100 PTS!! PLEASE HELP! OVER DUE

Answer 1

Answer:

$-\frac{1}{2} \vec {c}$

Step-by-step explanation:

Look at the component form of each vector.

Note that vector c is <4,4> and vector d is <-2,-2>

If one imagined the line that contained each vector, the line for both would have a slope of 1, because $\frac{4}{4}=1=\frac{-2}{-2}$

Since they have the same slope they are parallel, but since they are in opposite directions, we often call them "anti-parallel" (simply meaning parallel, but in opposite directions).

If two vectors are parallel, one vector can be multiplied by a scalar to result in the other vector.  This means that there is some number "k", such that $k \vec{c} = \vec {d}$, or equivalently, $kc_x=d_x$ and $kc_y=d_y$.
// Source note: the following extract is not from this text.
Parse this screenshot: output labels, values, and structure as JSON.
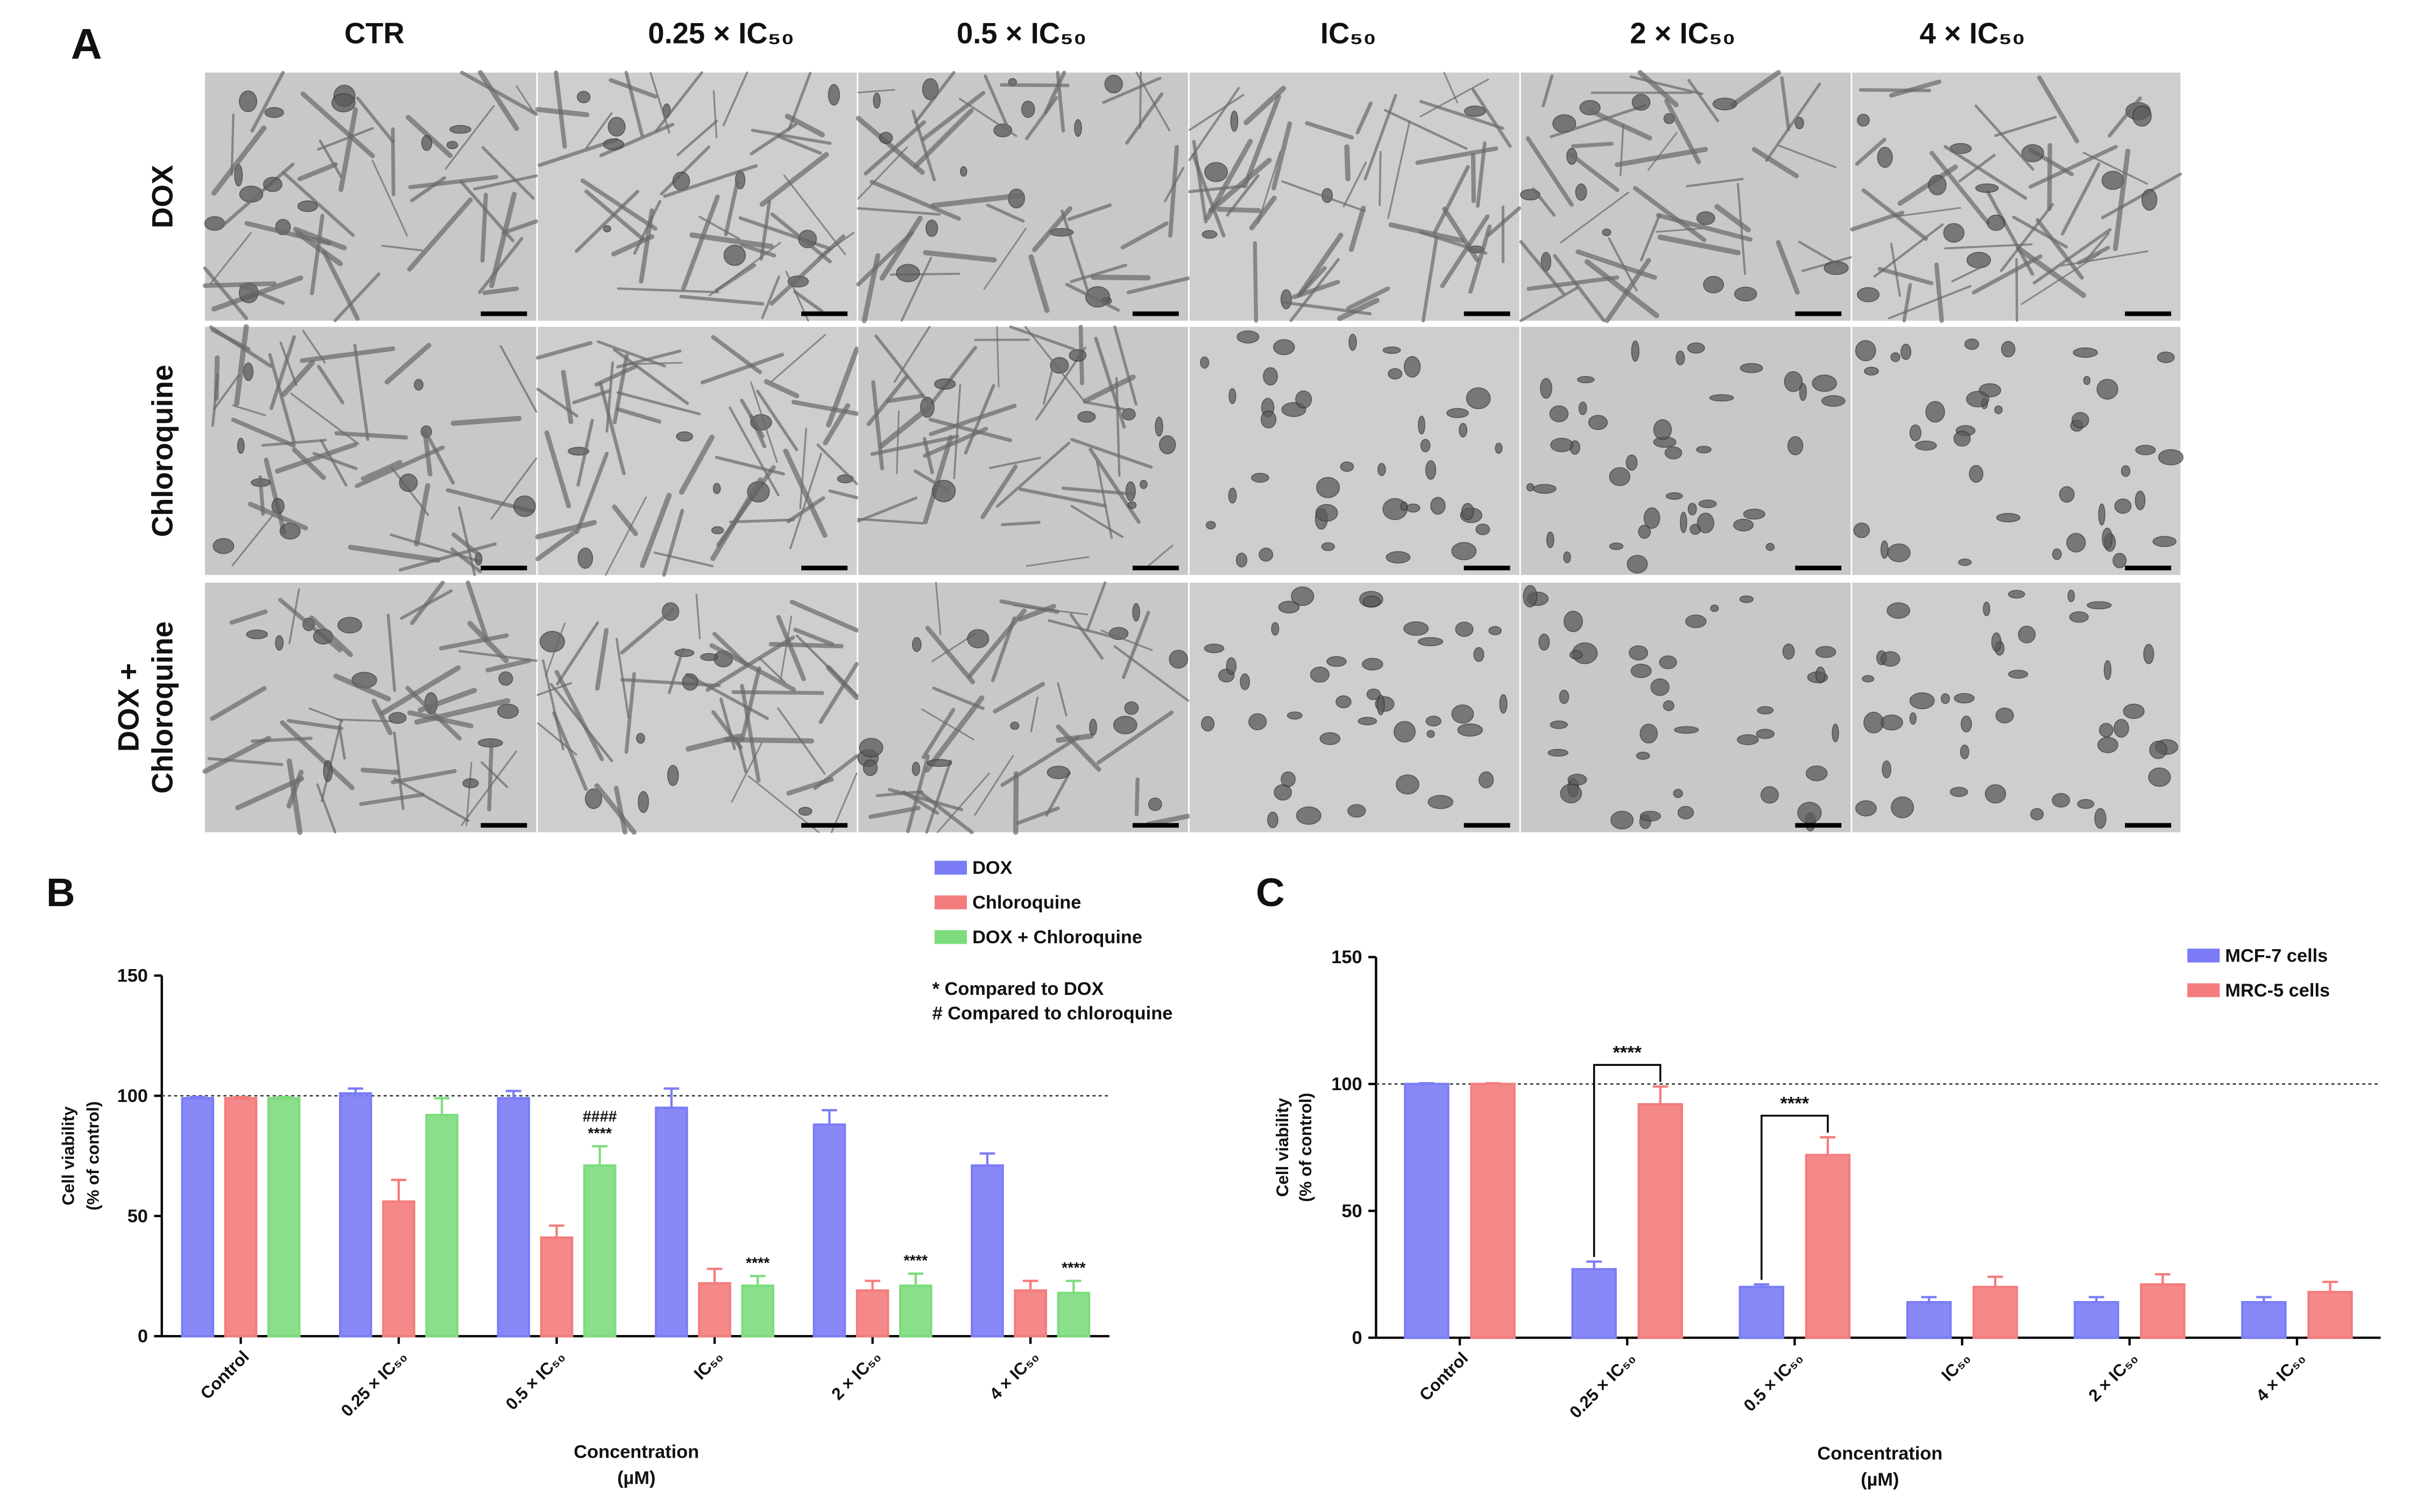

If $kc_x=d_x$ and $kc_y=d_y$, we just need to substitute known values and solve for k:

$kc_x=d_x\\k(4)=(-2)\\k=\dfrac{-2}{4}\\k=-\frac{1}{2}$

Double checking that k works for the y-coordinates as well:

$kc_y=d_y$

$(-\frac{1}{2}) (4)$    ?    $(-2)$

$-2=-2 \text{ } \checkmark$

So, $-\frac{1}{2} \vec {c} = \vec {d}$